Former Charlotte Observer publisher Rolfe Neill, who helped shape the city during some of its biggest boom years and led a Pulitzer-winning newsroom, died Friday at the age of 90.
The Charlotte Observer first reported his death. No cause was given. He was the Observer's publisher for 22 years, until his retirement in 1997. Neill remained active in Charlotte organizations and causes such as Trees Charlotte, as well as serving on national boards such as the Knight Foundation.
Neill was one of the old breed of newspaper workers, who came of age in an era of hot-lead typesetting machines, rumbling presses and clattering typewriters. At UNC-Chapel Hill, he was editor-in-chief of the Daily Tar Heel from 1953-54.
A Mount Airy native, he served two years in the Army after graduating from Chapel Hill and worked at the Franklin Press, a weekly in western North Carolina, before joining the Observer in 1957. After becoming business editor — and making up the entire one-man business department — Neill left in 1961 to work at, and run, newspapers in Florida, New York and Philadelphia.
Neill was named publisher of the Charlotte Observer in 1975. He oversaw the paper for more than two decades, arguably the Observer’s golden age. The paper swelled its staff to a newsroom of more than 250 journalists, acquired and merged with the city’s afternoon daily Charlotte News, and picked up two Pulitzer Prizes for public service. One was for the Observer’s coverage of the devastating effects textile mill workers suffered from “brown lung,” while the other recognized the Observer’s coverage of the devastating collapse of Jim and Tammy Faye Bakker’s PTL ministries, a scandal-plagued televangelism media empire.

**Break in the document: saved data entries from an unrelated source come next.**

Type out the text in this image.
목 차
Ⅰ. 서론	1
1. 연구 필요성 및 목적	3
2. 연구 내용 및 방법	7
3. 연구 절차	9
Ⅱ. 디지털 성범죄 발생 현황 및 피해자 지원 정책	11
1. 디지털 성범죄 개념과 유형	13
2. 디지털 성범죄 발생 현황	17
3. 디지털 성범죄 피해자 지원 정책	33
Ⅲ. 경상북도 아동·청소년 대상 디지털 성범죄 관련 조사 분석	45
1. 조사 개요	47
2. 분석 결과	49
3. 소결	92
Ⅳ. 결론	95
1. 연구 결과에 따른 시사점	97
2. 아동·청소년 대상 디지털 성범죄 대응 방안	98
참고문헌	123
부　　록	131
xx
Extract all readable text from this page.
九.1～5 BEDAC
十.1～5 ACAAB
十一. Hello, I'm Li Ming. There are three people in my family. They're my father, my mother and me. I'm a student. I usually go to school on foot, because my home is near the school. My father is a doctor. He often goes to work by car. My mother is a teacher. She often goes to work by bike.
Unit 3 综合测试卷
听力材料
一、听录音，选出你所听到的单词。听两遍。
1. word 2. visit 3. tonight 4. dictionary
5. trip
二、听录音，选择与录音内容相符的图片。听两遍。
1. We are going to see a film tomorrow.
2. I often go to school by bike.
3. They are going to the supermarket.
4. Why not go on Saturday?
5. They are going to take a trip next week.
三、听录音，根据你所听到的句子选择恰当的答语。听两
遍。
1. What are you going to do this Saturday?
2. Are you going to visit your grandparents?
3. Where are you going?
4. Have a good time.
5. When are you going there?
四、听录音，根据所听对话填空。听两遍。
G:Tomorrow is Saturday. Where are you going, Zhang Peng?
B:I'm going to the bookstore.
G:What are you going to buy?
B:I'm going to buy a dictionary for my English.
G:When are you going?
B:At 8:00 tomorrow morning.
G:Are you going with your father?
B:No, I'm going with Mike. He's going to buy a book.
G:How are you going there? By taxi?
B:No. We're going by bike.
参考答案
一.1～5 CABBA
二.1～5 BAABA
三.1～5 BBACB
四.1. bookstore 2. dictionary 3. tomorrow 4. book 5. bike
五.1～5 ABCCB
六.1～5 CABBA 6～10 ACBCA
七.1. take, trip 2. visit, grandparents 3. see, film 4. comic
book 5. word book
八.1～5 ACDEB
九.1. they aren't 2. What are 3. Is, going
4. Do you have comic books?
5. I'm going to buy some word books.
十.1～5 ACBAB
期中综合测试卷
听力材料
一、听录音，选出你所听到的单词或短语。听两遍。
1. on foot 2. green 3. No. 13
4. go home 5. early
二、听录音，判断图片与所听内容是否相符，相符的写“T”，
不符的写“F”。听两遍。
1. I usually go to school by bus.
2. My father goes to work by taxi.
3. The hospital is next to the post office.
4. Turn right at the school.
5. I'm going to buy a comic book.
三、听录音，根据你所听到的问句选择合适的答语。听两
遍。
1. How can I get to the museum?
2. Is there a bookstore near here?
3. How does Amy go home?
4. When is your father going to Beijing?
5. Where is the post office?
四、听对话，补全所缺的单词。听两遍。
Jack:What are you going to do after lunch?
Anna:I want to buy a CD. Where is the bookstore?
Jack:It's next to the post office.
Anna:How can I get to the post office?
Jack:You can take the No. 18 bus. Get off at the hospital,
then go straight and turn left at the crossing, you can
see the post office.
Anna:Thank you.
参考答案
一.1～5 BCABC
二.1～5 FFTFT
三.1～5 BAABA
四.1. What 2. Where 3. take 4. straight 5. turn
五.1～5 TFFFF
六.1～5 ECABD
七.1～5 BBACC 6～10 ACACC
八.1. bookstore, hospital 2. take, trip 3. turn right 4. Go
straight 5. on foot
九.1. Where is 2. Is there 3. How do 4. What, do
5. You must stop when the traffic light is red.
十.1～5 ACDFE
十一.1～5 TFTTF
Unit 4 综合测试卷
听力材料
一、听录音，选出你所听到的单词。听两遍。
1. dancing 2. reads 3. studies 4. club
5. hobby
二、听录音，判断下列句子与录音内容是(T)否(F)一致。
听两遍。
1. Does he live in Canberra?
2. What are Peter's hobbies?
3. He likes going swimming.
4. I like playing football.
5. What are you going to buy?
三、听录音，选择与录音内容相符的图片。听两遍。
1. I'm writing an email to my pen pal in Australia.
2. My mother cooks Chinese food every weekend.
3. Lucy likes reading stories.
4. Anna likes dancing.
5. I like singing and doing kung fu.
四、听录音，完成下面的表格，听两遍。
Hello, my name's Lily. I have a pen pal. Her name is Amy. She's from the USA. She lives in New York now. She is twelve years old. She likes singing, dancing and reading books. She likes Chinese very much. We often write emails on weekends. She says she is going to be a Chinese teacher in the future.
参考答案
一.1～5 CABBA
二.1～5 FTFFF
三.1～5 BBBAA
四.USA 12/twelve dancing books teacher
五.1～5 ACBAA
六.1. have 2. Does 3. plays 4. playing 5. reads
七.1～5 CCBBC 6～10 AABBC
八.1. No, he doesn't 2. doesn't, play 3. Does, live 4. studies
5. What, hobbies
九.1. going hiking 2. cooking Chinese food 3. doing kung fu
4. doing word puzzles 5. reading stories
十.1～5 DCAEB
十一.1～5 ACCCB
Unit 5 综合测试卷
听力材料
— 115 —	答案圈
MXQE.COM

Readers got to know Neill through weekly columns. He advocated for greater investments in Charlotte institutions, such as a new performing arts facility, and led a “save the symphony” effort in the early 1990s that helped rescue the Charlotte Symphony from near-insolvency and labor disputes. He didn't hold back his opinions.
“There is no debate about whether we need a new facility,” Neill wrote in a column to drum up support for the new facility. “Ovens Auditorium was never a decent concert hall and is now aged out as a building as well.”
Along the way, Neill built himself into a pillar of the community. Along with business leaders such as Hugh McColl Jr., John Belk, Ed Crutchfield, Bill Lee and John Crosland, Neill was one member of “The Group,” an informal collection of local leaders who met regularly to talk about — and sometimes decide — issues facing Charlotte.
Neill said he balanced his civic activism with journalistic integrity by following a simple rule: The paper always comes first.
“We were not afraid to be caught loving our community,” Neill said in a Business NC profile. “On the other hand, we were never intimidated about addressing the community on sensitive topics that we felt needed talking about or taking a stand on.
“I think that’s one of the reasons the press is in trouble today and has been for many years. It’s afraid to be caught loving its community. It thinks, somehow, that’s a weakness. There’s a difference between being a booster and being someone who shows affection and understanding, and says, ‘Hey, we’re part of the community, too. We want to work and live in, and produce for, that community.’”
Of his board service, he said: “I would say, ‘Y’all need to understand that I will work [as] hard as I can for you,’” Neill says. “‘But if there is a conflict, the paper will come first. And I can’t keep anything out of the paper because I’m on your board.’”
In the decades after his retirement, harsh economic forces whittled away journalism, especially at the local level. The Observer was no exception, as its staff of reporters shrunk from hundreds to dozens. In a 2017 interview with the Daily Tar Heel, Neill emphasized that he was concerned about the state of journalism, and the U.S., as the press faltered.
"I am concerned about democracy without a vigorous, prosperous press to check on it,” said Neill.
But he made clear that he expected the ideals behind the profession to survive, and that he still believed in them.
"If you really want to worship something worthwhile, worship the truth," he said. "That’s all I want on my tombstone: He worshiped the truth.”